4. FONTES DE INFORMAÇÃO E ESTRATÉGIA DE BUSCA
A busca dos estudos foi realizada em três bases de dados eletrônicas. A Scientific Electronic Library Online (Scielo) foi escolhida por sua forte representatividade da produção científica latino-americana. O Google Acadêmico foi empregado por sua ampla capacidade de indexação, que permite localizar trabalhos em repositórios institucionais e outras fontes diversas. Por fim, o portal de Periódicos da CAPES foi incluído por oferecer acesso a um vasto acervo de publicações internacionais de alto impacto nas áreas de interesse.
A estratégia de busca foi desenhada para maximizar a captação de estudos pertinentes, utilizando descritores (palavras-chave) combinados através de operadores booleanos (AND, OR). Os termos de busca utilizados, em suas variações nos três idiomas definidos, foram:
– “reprodução simulada” AND “perícia de trânsito”
– “acidente de trânsito” AND “simulação”
– “investigação de acidentes” AND “modelagem computacional”
– “dinâmica veicular” AND “análise pericial”
A busca foi complementada pela aplicação de filtros de ano e idioma disponíveis nas próprias bases, em conformidade com os critérios de inclusão previamente descritos.

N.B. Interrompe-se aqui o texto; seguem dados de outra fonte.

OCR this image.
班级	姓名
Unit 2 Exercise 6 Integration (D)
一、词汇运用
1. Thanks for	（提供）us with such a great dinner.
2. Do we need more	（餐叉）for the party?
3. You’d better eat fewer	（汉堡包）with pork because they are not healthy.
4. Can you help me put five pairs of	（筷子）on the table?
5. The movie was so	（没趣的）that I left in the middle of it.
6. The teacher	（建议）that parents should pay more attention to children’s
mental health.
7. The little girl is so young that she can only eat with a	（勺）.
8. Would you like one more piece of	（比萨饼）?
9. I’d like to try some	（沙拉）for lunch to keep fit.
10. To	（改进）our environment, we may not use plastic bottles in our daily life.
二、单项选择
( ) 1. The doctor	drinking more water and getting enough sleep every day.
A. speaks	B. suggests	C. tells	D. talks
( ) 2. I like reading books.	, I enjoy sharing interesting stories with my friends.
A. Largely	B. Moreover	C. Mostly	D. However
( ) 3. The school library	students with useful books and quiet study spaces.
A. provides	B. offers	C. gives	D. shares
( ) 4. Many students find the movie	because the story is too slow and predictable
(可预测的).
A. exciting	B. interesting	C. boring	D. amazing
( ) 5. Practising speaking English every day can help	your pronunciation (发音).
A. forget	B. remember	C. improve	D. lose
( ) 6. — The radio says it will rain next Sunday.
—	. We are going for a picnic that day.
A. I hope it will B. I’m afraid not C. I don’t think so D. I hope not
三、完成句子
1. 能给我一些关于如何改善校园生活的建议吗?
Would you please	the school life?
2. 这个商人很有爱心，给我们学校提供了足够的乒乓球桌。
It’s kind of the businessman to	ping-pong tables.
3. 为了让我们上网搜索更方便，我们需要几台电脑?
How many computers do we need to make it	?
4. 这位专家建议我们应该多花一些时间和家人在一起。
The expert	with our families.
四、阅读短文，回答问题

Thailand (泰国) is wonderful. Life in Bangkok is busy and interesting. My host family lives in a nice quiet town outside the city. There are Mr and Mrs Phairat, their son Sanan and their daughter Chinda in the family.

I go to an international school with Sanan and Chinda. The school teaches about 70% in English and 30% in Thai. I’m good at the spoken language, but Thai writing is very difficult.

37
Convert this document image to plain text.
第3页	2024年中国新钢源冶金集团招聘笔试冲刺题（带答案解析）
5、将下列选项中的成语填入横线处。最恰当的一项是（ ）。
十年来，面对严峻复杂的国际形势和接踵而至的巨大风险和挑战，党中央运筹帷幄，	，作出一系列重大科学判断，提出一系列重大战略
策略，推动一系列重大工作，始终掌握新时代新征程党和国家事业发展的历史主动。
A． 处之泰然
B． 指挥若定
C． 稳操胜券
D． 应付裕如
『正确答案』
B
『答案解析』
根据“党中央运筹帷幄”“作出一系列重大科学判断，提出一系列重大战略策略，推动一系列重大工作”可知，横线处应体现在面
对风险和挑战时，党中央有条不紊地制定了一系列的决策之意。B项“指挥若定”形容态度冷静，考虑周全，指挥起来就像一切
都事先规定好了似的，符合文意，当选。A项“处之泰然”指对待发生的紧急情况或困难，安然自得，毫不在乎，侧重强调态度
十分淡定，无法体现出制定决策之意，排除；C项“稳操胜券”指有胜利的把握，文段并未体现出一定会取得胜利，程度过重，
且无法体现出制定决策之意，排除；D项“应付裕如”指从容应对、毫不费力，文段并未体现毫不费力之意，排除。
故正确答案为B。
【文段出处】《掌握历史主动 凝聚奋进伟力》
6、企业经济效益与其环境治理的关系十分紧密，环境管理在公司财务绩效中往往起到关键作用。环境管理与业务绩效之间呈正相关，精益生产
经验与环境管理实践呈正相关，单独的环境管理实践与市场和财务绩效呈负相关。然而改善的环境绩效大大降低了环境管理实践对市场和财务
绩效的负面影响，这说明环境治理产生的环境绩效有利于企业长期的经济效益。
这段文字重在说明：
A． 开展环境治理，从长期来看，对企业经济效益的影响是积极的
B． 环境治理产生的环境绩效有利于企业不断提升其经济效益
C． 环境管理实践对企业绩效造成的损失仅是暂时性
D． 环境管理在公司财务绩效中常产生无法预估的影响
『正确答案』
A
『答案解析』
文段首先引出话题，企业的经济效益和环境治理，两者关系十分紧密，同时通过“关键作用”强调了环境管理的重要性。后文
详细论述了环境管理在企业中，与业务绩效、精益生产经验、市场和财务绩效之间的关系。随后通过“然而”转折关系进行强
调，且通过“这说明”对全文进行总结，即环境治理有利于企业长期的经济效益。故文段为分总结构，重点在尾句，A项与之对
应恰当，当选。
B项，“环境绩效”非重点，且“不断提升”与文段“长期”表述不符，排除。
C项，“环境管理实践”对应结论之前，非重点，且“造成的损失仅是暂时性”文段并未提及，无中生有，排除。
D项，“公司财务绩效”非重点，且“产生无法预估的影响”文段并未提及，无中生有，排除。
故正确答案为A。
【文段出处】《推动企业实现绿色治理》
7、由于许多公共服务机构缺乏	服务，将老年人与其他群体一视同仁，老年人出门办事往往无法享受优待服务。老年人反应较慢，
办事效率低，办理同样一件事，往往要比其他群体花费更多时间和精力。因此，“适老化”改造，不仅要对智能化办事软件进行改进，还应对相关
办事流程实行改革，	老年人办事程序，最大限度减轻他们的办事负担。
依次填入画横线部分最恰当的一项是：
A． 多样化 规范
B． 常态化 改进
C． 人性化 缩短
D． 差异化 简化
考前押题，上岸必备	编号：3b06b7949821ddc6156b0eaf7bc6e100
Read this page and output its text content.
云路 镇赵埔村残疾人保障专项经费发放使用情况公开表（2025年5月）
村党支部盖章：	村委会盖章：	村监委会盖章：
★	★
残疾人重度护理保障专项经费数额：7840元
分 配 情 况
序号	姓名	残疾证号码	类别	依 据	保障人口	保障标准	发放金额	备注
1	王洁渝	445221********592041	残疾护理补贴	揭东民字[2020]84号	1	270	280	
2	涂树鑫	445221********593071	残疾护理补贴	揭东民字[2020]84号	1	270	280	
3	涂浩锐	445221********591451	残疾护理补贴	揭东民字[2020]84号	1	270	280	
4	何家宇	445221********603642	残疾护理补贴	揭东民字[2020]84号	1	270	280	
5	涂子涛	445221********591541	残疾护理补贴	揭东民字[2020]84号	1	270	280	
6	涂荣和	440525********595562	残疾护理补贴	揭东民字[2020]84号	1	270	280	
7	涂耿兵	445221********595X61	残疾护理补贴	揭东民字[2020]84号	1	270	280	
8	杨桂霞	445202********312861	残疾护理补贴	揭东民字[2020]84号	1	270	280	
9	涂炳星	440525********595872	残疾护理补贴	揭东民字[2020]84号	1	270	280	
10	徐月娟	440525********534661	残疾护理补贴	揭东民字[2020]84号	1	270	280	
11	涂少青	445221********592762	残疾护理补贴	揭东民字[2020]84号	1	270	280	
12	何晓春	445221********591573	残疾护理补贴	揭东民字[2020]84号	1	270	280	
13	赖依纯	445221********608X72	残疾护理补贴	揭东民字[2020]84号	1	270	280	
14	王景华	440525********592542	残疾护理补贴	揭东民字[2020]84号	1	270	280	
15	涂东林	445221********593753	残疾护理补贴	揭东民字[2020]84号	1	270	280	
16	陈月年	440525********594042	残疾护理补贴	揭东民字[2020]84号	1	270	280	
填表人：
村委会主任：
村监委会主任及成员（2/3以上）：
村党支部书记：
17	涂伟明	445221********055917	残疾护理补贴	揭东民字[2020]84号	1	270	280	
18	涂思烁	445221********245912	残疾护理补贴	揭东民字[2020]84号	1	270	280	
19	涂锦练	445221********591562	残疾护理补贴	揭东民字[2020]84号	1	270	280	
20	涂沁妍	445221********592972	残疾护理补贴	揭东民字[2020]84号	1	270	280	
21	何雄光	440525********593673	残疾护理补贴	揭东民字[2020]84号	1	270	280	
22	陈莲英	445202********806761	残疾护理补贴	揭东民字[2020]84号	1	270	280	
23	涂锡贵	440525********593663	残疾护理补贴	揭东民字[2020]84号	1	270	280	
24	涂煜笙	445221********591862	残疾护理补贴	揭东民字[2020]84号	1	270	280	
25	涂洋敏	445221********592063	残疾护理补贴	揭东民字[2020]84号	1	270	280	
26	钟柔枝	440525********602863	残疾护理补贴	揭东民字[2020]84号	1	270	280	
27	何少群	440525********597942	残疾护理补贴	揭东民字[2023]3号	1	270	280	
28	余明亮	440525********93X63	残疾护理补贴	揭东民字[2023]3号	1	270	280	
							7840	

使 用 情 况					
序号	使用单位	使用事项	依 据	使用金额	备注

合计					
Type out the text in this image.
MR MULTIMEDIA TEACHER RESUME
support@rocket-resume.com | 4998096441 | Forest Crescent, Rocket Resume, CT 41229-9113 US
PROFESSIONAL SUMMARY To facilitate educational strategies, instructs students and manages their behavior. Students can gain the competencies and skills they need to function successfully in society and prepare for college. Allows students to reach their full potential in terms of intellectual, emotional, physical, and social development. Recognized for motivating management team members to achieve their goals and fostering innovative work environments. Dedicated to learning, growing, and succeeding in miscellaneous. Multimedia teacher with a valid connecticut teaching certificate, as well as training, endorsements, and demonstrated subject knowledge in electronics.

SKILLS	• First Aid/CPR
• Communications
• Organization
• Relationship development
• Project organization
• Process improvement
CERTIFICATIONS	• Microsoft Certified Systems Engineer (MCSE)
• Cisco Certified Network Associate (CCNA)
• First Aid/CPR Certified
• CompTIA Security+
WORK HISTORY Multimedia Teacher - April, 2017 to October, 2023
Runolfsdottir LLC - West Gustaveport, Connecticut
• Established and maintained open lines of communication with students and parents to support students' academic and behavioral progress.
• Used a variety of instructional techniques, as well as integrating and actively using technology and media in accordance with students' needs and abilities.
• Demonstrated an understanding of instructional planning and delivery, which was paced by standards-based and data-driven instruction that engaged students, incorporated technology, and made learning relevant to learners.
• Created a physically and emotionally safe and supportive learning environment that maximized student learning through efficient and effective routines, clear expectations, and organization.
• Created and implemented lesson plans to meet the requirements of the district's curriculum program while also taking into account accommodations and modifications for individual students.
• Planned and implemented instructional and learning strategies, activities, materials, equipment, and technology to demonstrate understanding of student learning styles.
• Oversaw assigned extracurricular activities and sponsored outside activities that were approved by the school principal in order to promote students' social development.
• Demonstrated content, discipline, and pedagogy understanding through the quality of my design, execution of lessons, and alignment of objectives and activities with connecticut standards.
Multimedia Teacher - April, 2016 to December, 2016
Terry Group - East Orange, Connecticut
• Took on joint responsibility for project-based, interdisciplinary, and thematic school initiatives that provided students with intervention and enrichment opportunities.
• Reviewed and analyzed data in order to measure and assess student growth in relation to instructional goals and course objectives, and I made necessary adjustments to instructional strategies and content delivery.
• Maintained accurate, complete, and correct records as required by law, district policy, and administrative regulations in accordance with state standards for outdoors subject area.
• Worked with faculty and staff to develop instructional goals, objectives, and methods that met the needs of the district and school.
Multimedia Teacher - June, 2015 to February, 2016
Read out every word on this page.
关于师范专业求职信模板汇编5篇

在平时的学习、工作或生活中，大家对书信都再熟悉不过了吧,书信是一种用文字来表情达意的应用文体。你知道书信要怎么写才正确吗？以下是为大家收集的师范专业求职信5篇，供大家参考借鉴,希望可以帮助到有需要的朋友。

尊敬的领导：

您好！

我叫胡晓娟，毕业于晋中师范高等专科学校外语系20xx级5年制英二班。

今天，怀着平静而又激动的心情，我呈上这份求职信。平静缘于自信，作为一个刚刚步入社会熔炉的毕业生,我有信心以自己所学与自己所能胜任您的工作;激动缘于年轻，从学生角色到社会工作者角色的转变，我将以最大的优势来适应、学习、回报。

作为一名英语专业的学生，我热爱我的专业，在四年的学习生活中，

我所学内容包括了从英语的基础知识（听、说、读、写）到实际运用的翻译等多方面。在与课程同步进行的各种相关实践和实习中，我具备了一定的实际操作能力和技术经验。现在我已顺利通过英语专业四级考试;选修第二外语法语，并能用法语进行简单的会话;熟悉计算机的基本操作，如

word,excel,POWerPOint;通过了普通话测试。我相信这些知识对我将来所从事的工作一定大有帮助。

5. PROCESSO DE SELEÇÃO E EXTRAÇÃO DE DADOS
O processo de seleção dos artigos foi conduzido em duas fases. Na primeira fase, realizou-se a triagem inicial a partir da leitura dos títulos e resumos de todos os trabalhos retornados pela busca. Aqueles que claramente não atendiam aos critérios de elegibilidade foram descartados. Na segunda fase, os artigos pré-selecionados foram submetidos à leitura integral. Nesta etapa, aplicaram-se novamente os critérios de inclusão e exclusão de forma definitiva, com o devido registro das justificativas para cada estudo excluído.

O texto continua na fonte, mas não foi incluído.